LORD, I HATE FINANCIAL PROBLEMS!
There is much in this book about our money ups and downs. As I reflect, some of the time our finances were in order. Our bills were paid, we were tithing, and we had money for an ice cream cone now and then! Those were good days. I remember them well.
Yet, it seemed for such a long time that we scraped by. Much of the time, we were breaking even with nothing to spare. That was okay. The years that were tough and challenging were the ones when we struggled with being behind and being in debt. Ken and I, in later years, looked back and discussed the reasons for our financial woes. Some of it came about even with Ken’s working two jobs to put food on the table for the seven of us. The economy vacillated and so did the paycheck and the cost of living.
Some of what weighed us down was poor decision making. For instance, there were many Christmases when, with no money to spend for presents, we used a charge card so that the kids would have a good day. After about six years of that, we had a celebration one day and cut our charge card into pieces. The Christmases that followed, our kids will tell you, were lean. In fact, one year we gave no gifts at all, firmly determined to not spend what we did not have.
Regardless of the reasons, financial pressure was generally our way of life. Writing this now it all seems sort of distantly trivial; but, in those days, our hearts were weary and anxious as we finagled to keep our electricity on and pay the mortgage. I got to where I dreaded the ring of the phone, thinking that it would be a creditor and I would have to do the “rob Peter to pay Paul” thing as I talked with them.
While living at our house in the country, the economy failed and so did Ken’s very steady work as a carpenter. Valiantly, we tried to keep our house but the mortgage payments kept getting later and later until finally, we were four months behind. Registering the five kids for school in September was a lesson in depression. They would hope for a large packet of photos and I would have to put my foot down and order the cheapest one. Yearbooks and clubs were out of the question.
One morning, I awoke surrounded by the thick black cloud of despair. I could hardly get out of bed. “Lord,” I said intensely, “I’m so sick of financial problems! I’m so sick of financial problems! Why can’t it be something else for a change?”
“All right,” He answered, “what about cancer? Or what about a son on drugs or perhaps, a pregnant daughter. What about a lawsuit or a crime?”
I was silent. I remember distinctly how silent I was. I was not only not speaking, but my spirit was dumb. Thinking about it now it was very much like Job when he put his hand on his mouth after hearing Almighty God thunder His response.
Finally, words came. “Forget I said anything at all, Lord. I see what You mean.”

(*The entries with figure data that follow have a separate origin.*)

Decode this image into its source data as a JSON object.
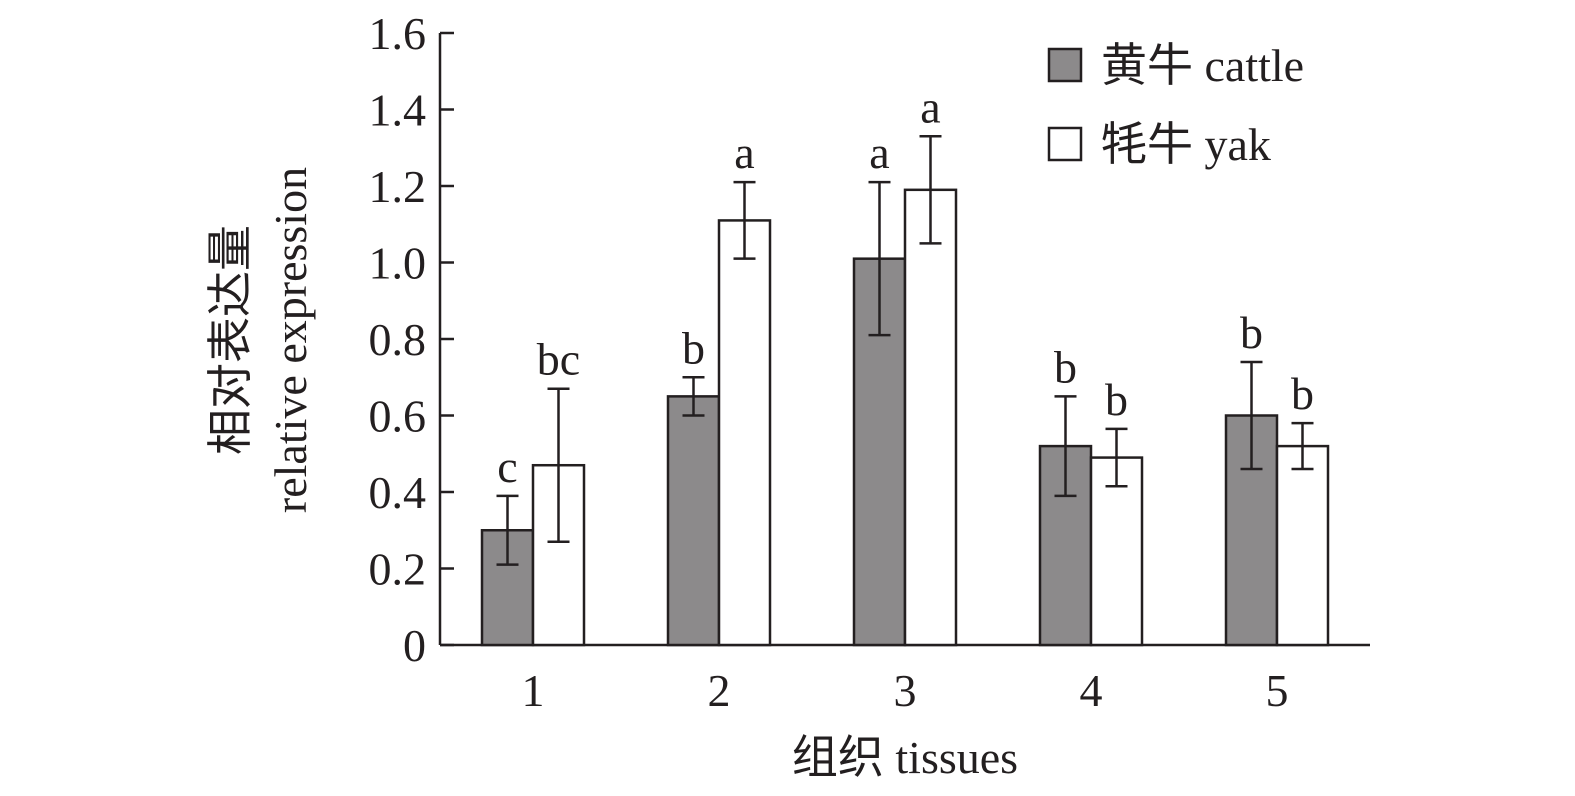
{
  "chart_data": {
    "type": "bar",
    "title": "",
    "xlabel": "组织 tissues",
    "ylabel_cn": "相对表达量",
    "ylabel_en": "relative expression",
    "ylim": [
      0,
      1.6
    ],
    "yticks": [
      "0",
      "0.2",
      "0.4",
      "0.6",
      "0.8",
      "1.0",
      "1.2",
      "1.4",
      "1.6"
    ],
    "categories": [
      "1",
      "2",
      "3",
      "4",
      "5"
    ],
    "legend_position": "top-right",
    "series": [
      {
        "name": "黄牛 cattle",
        "color": "#8c8a8b",
        "values": [
          0.3,
          0.65,
          1.01,
          0.52,
          0.6
        ],
        "errors": [
          0.09,
          0.05,
          0.2,
          0.13,
          0.14
        ],
        "letters": [
          "c",
          "b",
          "a",
          "b",
          "b"
        ]
      },
      {
        "name": "牦牛 yak",
        "color": "#ffffff",
        "values": [
          0.47,
          1.11,
          1.19,
          0.49,
          0.52
        ],
        "errors": [
          0.2,
          0.1,
          0.14,
          0.075,
          0.06
        ],
        "letters": [
          "bc",
          "a",
          "a",
          "b",
          "b"
        ]
      }
    ]
  }
}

Sitting here in my right mind and on the other side of the lake, I am absolutely sure that those financial problems were the very thing that taught me to trust God. It was during those days that I discovered this verse: Has not God chosen the poor of this world rich in faith? Yes. Yes. Yes. It is true. I became rich in faith. Increasingly so. And to top it all off, I slowly lost all desire for material things. God used those horrid days of fear and poverty and uncertainty to bring me into a closer walk with Him.
I would have never learned the nitty-grittiness of God’s promise to supply all my needs if I would have had a million bucks in the bank and a handy checkbook. The lessons I took in about faith and trust changed my life for good. Maybe that is what it means when it says that He is able to do exceeding abundantly above all that we ask or think!